Заниматься пищевым порошком начали еще в восемнадцатом году, имея в виду именно вот смягчить последствия неурожая двадцатых. Неудивительно, что готовившаяся три года индустрия вывезла. Сукин кот аватар меня даже в известность поставил мимоходом, без подробностей: выкрутились и выкрутились.
Вообще, как-то дико звучит: «я меня в известность не поставил».
Что со мной происходит?
Где я настоящий?
Хрен теперь поймешь. И линкор, плывущий в теплых бирюзовых водах Адриатики — я. И революционный матрос-анархист Корабельщик, по которому напрасно вздыхают барышни Наркомата Информатики — тоже я. И сотни миллионов нанороботов, собирающих сведения в Москве, приводящие их в удобопонятную форму — снова я.
Значит, голод в Поволжье минус. Легко получилось? В общем, да: всего-то прокомпостировал Махно за дисциплину, вот Батька и организовал анархическую республику. Я же только убедил Совнарком не давить всех инакомыслящих под ноль. Фигня вопрос, на моем месте любой бы справился. Суперлинкор я, или где?
Правда, Троцкого и Тухачевского больше нет с нами, но где же вы видели приготовленный омлет без молодецкого удара по яйцам?
Наука более-менее движется тоже. Начав изучать вопрос эмиграции, я поразился, помнится, двум вещам.
Во-первых, инженеров уехало не так уж много. Философов, художников и писателей намного больше.
Во-вторых, даже уехавшие рубили концы далеко не сразу и вовсе не потому, что имели какие-то идеологические расхождения с новой властью. В конце-то концов, бетон и в Африке бетон. Один квадратный сантиметр кирпича выдержит одиннадцать килограммов что при царе, что при Керенском; и точно так же один квадратный сантиметр стали выдержит две тысячи сто килограммов.
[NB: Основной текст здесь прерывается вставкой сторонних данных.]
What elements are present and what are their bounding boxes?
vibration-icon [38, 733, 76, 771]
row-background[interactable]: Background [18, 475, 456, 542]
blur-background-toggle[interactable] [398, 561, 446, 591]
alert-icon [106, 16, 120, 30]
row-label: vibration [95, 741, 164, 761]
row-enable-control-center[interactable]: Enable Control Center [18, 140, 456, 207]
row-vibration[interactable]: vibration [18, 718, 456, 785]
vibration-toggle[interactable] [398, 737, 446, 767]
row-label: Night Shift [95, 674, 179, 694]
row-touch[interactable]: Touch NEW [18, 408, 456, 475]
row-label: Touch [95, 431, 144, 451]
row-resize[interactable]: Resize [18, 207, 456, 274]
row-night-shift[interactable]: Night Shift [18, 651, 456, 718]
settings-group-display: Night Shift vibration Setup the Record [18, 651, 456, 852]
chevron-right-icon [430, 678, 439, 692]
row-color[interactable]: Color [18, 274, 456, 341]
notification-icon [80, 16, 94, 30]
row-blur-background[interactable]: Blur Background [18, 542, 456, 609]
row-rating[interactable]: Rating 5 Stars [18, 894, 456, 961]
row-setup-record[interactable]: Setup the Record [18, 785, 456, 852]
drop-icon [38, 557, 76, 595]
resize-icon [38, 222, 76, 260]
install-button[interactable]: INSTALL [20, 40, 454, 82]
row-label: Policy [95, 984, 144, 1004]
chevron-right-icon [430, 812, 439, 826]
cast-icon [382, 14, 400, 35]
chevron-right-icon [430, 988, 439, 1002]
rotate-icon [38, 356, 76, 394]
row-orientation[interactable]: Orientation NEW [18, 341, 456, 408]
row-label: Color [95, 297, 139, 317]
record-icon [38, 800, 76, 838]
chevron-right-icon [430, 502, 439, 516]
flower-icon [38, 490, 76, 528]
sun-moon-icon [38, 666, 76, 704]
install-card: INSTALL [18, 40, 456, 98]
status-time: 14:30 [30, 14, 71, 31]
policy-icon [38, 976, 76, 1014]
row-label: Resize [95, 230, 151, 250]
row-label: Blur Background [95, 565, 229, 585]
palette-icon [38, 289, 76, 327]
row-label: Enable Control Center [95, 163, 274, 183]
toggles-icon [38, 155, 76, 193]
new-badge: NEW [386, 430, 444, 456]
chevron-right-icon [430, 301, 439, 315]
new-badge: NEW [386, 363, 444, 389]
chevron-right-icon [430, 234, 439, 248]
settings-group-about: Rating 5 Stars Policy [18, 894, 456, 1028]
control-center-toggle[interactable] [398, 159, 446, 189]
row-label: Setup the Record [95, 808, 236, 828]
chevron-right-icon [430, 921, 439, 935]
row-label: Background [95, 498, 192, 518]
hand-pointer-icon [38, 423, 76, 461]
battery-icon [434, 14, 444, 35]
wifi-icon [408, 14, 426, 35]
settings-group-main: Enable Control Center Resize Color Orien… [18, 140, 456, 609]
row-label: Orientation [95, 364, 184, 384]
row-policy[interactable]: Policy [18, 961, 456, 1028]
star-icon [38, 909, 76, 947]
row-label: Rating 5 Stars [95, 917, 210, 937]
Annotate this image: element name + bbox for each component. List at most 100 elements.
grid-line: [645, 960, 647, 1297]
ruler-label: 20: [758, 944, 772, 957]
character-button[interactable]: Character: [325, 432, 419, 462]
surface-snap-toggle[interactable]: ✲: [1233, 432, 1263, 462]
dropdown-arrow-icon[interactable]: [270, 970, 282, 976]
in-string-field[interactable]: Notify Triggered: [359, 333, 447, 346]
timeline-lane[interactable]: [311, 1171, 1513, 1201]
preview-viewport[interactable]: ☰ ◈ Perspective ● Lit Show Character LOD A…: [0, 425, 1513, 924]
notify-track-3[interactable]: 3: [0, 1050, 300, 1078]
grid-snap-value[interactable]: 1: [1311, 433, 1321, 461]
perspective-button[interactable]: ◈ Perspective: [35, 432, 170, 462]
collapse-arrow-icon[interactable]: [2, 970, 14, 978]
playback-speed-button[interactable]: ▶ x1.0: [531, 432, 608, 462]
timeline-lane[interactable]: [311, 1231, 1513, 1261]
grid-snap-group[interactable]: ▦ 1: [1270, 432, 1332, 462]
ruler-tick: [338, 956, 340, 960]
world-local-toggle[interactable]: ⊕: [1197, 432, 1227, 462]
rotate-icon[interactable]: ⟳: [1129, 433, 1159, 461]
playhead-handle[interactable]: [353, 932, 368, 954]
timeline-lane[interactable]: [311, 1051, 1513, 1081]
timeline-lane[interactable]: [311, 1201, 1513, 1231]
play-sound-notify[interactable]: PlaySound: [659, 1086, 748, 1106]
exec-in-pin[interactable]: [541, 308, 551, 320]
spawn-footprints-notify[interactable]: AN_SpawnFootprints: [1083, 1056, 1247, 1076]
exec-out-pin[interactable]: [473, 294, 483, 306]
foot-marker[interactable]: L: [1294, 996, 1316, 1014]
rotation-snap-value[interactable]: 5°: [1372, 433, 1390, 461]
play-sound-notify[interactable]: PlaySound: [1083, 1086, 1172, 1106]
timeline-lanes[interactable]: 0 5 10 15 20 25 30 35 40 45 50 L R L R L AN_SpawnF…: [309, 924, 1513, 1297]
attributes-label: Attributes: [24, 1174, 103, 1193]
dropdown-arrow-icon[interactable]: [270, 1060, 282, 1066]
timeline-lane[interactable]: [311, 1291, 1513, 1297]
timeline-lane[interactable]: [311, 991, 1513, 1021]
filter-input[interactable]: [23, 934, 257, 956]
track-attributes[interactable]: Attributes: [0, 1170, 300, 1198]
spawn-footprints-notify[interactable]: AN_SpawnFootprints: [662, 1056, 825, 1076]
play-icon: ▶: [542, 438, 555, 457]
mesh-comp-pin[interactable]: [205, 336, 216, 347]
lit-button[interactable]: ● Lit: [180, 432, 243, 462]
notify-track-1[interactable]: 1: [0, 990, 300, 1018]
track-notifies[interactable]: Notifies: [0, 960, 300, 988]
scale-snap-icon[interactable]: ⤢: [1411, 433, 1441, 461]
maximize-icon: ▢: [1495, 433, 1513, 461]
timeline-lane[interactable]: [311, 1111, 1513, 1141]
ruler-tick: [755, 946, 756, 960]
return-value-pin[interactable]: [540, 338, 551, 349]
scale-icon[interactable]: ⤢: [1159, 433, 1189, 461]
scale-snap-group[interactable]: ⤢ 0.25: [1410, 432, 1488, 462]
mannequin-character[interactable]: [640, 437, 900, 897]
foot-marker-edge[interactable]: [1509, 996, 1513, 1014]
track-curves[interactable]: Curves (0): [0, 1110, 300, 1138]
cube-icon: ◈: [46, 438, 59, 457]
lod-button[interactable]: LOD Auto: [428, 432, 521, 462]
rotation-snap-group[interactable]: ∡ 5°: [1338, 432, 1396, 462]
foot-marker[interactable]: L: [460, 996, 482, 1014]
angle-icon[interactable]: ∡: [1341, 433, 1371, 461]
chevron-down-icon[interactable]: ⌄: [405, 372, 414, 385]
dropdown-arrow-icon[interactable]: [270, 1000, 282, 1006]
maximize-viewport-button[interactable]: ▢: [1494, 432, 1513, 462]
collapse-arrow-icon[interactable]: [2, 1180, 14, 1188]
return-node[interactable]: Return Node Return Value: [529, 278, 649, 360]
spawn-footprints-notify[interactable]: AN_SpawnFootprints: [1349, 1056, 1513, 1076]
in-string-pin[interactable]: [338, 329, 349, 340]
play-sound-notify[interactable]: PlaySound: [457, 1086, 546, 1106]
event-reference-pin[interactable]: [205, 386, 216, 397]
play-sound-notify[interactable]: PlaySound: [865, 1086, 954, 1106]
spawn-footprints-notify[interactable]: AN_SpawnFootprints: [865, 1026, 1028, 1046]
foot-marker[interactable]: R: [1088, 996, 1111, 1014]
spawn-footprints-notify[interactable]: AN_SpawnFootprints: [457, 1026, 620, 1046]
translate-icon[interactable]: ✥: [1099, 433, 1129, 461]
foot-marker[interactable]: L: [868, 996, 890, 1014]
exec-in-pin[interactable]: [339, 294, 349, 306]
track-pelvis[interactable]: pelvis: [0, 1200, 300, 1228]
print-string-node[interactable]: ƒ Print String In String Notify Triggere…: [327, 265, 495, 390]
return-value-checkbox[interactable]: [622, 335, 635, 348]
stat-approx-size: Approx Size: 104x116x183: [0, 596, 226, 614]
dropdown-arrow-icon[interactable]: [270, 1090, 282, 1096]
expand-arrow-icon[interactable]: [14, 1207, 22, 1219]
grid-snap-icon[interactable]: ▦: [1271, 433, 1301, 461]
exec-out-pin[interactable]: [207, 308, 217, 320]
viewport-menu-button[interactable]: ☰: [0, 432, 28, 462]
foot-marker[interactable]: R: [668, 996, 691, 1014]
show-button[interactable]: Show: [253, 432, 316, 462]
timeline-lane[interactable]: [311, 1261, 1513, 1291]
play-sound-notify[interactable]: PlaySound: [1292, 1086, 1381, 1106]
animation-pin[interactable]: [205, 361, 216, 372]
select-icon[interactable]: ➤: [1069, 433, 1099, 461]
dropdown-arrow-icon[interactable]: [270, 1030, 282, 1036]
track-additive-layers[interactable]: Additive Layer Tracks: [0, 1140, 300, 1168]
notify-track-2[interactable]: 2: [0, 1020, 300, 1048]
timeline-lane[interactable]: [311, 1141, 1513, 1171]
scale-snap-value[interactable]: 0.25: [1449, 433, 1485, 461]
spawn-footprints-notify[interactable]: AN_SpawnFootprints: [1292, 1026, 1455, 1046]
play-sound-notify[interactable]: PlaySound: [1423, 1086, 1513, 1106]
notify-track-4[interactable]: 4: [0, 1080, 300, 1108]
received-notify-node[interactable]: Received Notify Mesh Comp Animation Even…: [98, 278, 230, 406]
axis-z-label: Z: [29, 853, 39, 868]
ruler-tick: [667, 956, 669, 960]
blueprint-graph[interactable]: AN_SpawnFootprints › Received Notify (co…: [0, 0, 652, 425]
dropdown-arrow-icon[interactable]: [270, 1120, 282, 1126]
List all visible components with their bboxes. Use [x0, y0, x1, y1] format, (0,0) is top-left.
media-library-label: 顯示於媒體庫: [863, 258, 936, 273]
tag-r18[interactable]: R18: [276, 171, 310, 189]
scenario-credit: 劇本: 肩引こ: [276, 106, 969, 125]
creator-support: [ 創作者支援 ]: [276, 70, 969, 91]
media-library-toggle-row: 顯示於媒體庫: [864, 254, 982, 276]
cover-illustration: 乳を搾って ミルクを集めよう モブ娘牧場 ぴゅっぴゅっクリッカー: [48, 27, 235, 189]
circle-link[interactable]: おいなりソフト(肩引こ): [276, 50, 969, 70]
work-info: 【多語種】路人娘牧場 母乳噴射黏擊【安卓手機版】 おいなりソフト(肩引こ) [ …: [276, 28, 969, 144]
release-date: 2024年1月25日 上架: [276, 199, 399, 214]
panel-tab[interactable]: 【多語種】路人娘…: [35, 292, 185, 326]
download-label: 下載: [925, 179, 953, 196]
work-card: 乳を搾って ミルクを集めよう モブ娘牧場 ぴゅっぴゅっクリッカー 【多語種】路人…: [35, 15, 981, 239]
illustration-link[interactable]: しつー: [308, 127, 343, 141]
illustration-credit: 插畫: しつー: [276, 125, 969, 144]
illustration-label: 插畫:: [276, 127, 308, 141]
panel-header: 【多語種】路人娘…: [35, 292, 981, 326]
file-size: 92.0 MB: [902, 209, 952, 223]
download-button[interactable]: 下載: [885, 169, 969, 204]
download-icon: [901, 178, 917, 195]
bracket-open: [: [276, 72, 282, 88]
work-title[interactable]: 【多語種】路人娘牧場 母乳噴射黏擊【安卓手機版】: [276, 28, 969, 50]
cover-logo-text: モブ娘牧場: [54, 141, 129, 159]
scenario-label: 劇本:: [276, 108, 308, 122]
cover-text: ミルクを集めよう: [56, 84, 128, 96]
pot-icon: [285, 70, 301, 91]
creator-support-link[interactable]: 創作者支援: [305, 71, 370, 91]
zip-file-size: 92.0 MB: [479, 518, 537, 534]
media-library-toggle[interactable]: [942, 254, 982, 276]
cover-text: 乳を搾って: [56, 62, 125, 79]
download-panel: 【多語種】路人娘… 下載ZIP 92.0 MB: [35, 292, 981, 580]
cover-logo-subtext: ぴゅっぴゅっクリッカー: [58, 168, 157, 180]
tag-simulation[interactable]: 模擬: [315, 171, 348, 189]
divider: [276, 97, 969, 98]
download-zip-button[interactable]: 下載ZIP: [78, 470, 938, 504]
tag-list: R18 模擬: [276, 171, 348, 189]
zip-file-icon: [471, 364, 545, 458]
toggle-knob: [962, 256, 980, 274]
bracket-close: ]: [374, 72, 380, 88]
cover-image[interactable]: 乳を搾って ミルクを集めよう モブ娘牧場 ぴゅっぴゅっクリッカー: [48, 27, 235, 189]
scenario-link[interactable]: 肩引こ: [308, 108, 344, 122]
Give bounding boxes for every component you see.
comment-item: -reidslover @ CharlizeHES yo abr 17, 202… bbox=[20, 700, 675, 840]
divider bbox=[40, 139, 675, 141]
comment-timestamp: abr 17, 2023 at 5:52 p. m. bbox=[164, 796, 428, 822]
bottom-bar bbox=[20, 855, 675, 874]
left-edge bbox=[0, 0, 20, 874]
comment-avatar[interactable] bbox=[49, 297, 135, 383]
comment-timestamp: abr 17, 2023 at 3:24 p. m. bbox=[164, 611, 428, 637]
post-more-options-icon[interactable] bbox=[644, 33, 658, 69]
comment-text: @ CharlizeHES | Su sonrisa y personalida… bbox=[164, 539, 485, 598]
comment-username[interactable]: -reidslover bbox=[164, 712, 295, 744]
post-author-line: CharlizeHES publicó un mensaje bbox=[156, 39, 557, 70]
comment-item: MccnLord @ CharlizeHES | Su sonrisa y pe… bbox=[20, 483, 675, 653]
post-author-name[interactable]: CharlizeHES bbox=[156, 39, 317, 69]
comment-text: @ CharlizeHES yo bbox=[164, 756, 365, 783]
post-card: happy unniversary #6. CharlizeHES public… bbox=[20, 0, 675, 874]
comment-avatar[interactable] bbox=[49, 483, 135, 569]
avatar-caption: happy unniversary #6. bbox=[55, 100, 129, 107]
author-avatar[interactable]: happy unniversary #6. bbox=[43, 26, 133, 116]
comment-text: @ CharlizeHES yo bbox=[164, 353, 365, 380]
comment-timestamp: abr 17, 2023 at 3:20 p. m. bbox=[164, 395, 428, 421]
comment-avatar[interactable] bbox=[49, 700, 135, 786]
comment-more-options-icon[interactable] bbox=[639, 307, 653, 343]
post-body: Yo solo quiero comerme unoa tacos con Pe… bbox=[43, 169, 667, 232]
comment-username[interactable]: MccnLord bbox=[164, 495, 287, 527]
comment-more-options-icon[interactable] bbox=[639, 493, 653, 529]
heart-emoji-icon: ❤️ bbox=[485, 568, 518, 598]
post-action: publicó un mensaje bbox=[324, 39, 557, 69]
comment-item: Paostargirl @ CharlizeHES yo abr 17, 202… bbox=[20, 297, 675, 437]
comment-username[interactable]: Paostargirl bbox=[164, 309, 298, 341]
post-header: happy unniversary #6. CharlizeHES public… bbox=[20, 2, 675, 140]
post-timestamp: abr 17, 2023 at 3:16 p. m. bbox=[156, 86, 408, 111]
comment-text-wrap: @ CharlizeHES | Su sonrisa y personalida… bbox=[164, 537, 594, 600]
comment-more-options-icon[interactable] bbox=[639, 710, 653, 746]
А сварной шов со всеми ослабляющими коэффициентами — всего лишь тысячу пятьсот тридцать, и никакой трудовой энтузиазм тут не помощник.
Подавляющее большинство уехало из-за того, что разрушенная начисто страна просто не могла предложить нормально оплаченную работу на заводах: две войны снесли промышленность в ноль. Построить же новые заводы снова оказалось не на что.
В эталонной истории деньги получили сплошной коллективизацией, прошедшей по стране как небольшая война: минус два миллиона. На этом-то переломе застрелился Маяковский. В эти-то годы великий химик Ипатьев, сагитировавший много коллег помогать Ленину, не вернулся из Берлина: Ипатьеву там на конгрессе шепнули, что-де им заинтересовалось НКВД. В эти-то годы сел Туполев, а за ним почти все авиаконструкторы того времени.
Тогда полностью сменилась вся система власти, все люди в ней. Союз двадцать седьмого года и союз тридцать седьмого — небо и земля.